Not as you put it. The form T-U is unconnected to the form t^2-x^2.

4. Sep 19, 2008

### Mentz114

Because we consider potential energy to be negative, T - U is the total energy. The Lagrangian will give the same dynamics if it is rewritten,

L = T + (K-U(x))

where K is a very large constant representing all the potential energy in the system.

I think the similarity in form to x2-t2 is coincidental.

5. Sep 19, 2008

### dx

Mentz,

T - U is not the total energy, I don't understand why you think that. Also, consider the Lagrangian of a string, where the particles are vibrating transversely. In appropriate units, it has the form

$$L = \frac{1}{2} \int (\frac{dy}{dt})^2 - (\frac{dy}{dx})^2 dx$$.

where the integrand is of the form $$(time derivate)^2 - (space derivative)^2$$, which also suggests an analogy with $$t^2 - x^2$$.

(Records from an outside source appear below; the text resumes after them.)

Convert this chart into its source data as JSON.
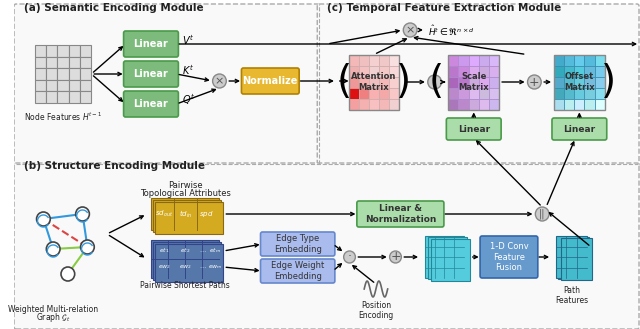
{
  "title": "",
  "bg_color": "#f5f5f5",
  "panel_a_label": "(a) Semantic Encoding Module",
  "panel_b_label": "(b) Structure Encoding Module",
  "panel_c_label": "(c) Temporal Feature Extraction Module",
  "linear_color": "#7fc97f",
  "linear_dark": "#4a9a4a",
  "normalize_color": "#f0c040",
  "normalize_dark": "#c09000",
  "linear2_color": "#aaddaa",
  "linear2_dark": "#5aaa5a",
  "gold_color": "#d4aa20",
  "blue_color": "#4488cc",
  "teal_color": "#20aaaa",
  "concat_color": "#8888cc",
  "conv_color": "#6699cc",
  "path_color": "#44aacc",
  "edge_embed_color": "#aabbee",
  "topo_color": "#ccaa44",
  "gray_circle": "#cccccc"
}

And yes I know $$L = T - U + K$$ where K is a constant will give the same dynamics, but notice that $$t^2 - x^2 + K$$ is also an invariant.

Last edited: Sep 19, 2008
6. Sep 19, 2008

### Mentz114

Dx,

yes, I was thinking of the Hamiltonian H = T + U for the SHO. Whoops.

To get back to your question. The invariance of x2-t2 under Lorentz transformations tells us about the symmetry of SR. If the form T - U is significant it will be related to a symmetry.

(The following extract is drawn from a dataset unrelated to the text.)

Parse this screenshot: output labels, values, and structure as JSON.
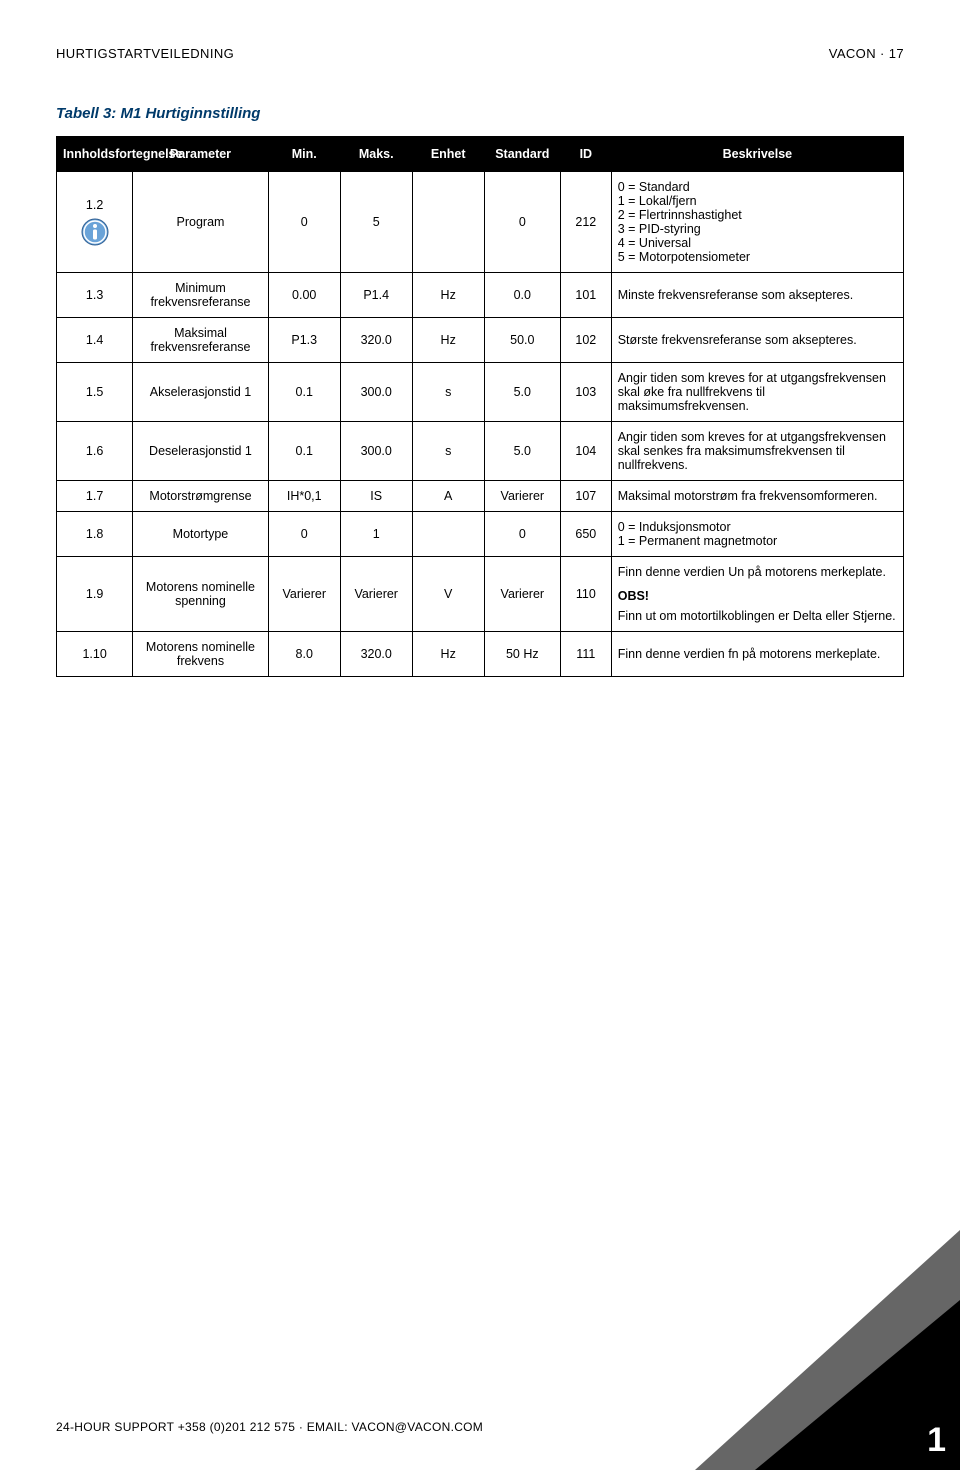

So, what transformations leave the dynamics of

$$L = \frac{1}{2} \int (\frac{dy}{dt})^2 - (\frac{dy}{dx})^2 dx$$

unchanged ?

M

Last edited: Sep 19, 2008
7. Sep 20, 2008

### atyy

I don't know exactly, but there is some sort of connection.

From the Lagrangian we get the Euler-Lagrange equations, which describe geodesic motion. In relativity, free particles and free photons move on geodesics, trajectories of extremal arc length, with arc length given by ds2.

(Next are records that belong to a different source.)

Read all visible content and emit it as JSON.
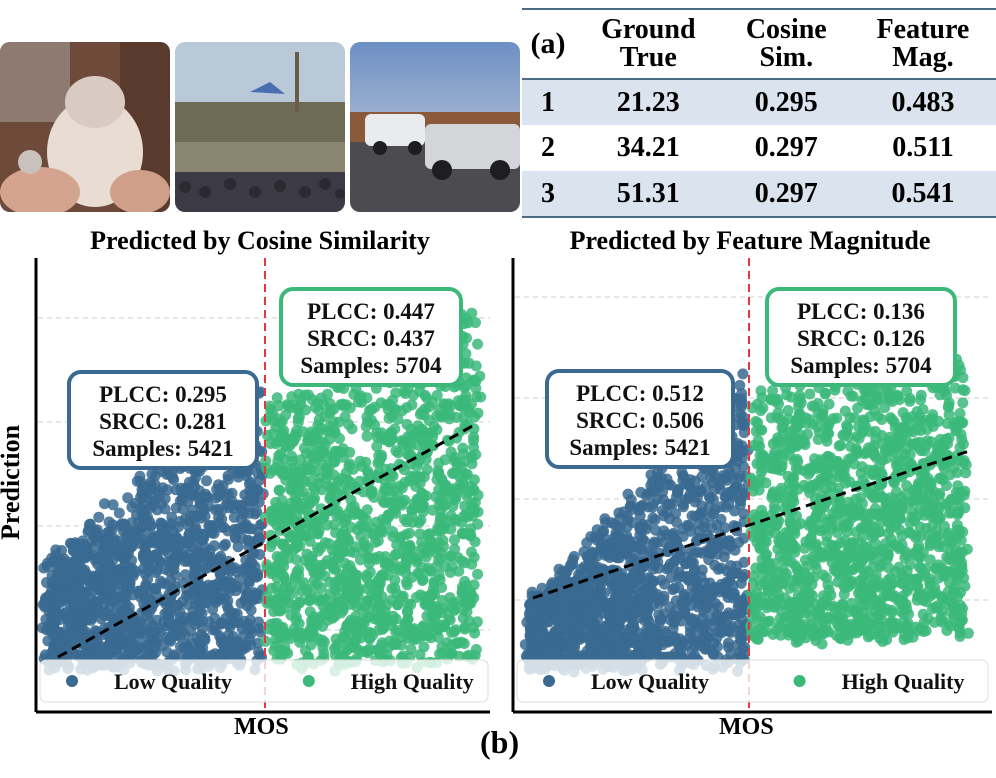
{
  "table": {
    "corner_label": "(a)",
    "headers": [
      [
        "Ground",
        "True"
      ],
      [
        "Cosine",
        "Sim."
      ],
      [
        "Feature",
        "Mag."
      ]
    ],
    "rows": [
      {
        "index": "1",
        "ground_true": "21.23",
        "cosine_sim": "0.295",
        "feature_mag": "0.483"
      },
      {
        "index": "2",
        "ground_true": "34.21",
        "cosine_sim": "0.297",
        "feature_mag": "0.511"
      },
      {
        "index": "3",
        "ground_true": "51.31",
        "cosine_sim": "0.297",
        "feature_mag": "0.541"
      }
    ]
  },
  "figure_label": "(b)",
  "y_axis_label": "Prediction",
  "chart_data": [
    {
      "type": "scatter",
      "title": "Predicted by Cosine Similarity",
      "xlabel": "MOS",
      "ylabel": "Prediction",
      "grid": "horizontal dashed",
      "threshold_line": {
        "color": "#e0393e",
        "style": "dashed"
      },
      "regression_line": {
        "color": "#000000",
        "style": "dashed"
      },
      "legend": {
        "placement": "bottom",
        "entries": [
          "Low Quality",
          "High Quality"
        ]
      },
      "series": [
        {
          "name": "Low Quality",
          "color": "#3a6a91",
          "stats": {
            "plcc": "PLCC: 0.295",
            "srcc": "SRCC: 0.281",
            "samples": "Samples: 5421"
          }
        },
        {
          "name": "High Quality",
          "color": "#3bb87a",
          "stats": {
            "plcc": "PLCC: 0.447",
            "srcc": "SRCC: 0.437",
            "samples": "Samples: 5704"
          }
        }
      ]
    },
    {
      "type": "scatter",
      "title": "Predicted by Feature Magnitude",
      "xlabel": "MOS",
      "ylabel": "Prediction",
      "grid": "horizontal dashed",
      "threshold_line": {
        "color": "#e0393e",
        "style": "dashed"
      },
      "regression_line": {
        "color": "#000000",
        "style": "dashed"
      },
      "legend": {
        "placement": "bottom",
        "entries": [
          "Low Quality",
          "High Quality"
        ]
      },
      "series": [
        {
          "name": "Low Quality",
          "color": "#3a6a91",
          "stats": {
            "plcc": "PLCC: 0.512",
            "srcc": "SRCC: 0.506",
            "samples": "Samples: 5421"
          }
        },
        {
          "name": "High Quality",
          "color": "#3bb87a",
          "stats": {
            "plcc": "PLCC: 0.136",
            "srcc": "SRCC: 0.126",
            "samples": "Samples: 5704"
          }
        }
      ]
    }
  ]
}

See the discussion beginning at 3.4.3:
John Baez, Blair Smith and Derek Wise, Lectures on Classical Mechanics.
http://math.ucr.edu/home/baez/classical/texfiles/2005/book/classical.pdf

Last edited: Sep 20, 2008
8. Feb 4, 2009

### dx

I started this thread a long time ago, and the issue wasn't resolved to my satisfaction at that time. I have since found the relationship I was looking for. It is essentially an elaboration of what atyy said. I thought I would post it in case any one is interested. The question was whether there was any relationship between the Lagrangian expression $L = T - U$ and the proper time $s^2 = t^2 - x^2$, since they look formally similar and also the relationship between T and t, and U and x, is analogous. It turns out that there is indeed a very deep connection between the two, involving general relativity!

The law of motion in gravitational fields in general relativity says that the proper time along the correct path $\int ds$ is maximum. For a particle moving vertically on the surface of the earth, choose an arbitrary path $$h(t)$$. General relativity says that the relative rate of a clock is higher if the clock is higher in the gravitational field by an amount $gh/c^2$. If the clock is moving, then there is an additional change in the relative rate due to special relativity which is approximately $-v^2/2c^2$. Therefore, the condition that the proper time is maximum will be

$$\int ( gh - v^2/2 )dt = max.$$​

If you multiply this by $-m$, you get

$$\int ( mv^2/2 - mgh )dt = min,$$​

which is exactly the condition that the the action $\int (T - U) dt$ is a minimum. I found this in "The Feynman Lectures" (vol. II), if you want more details.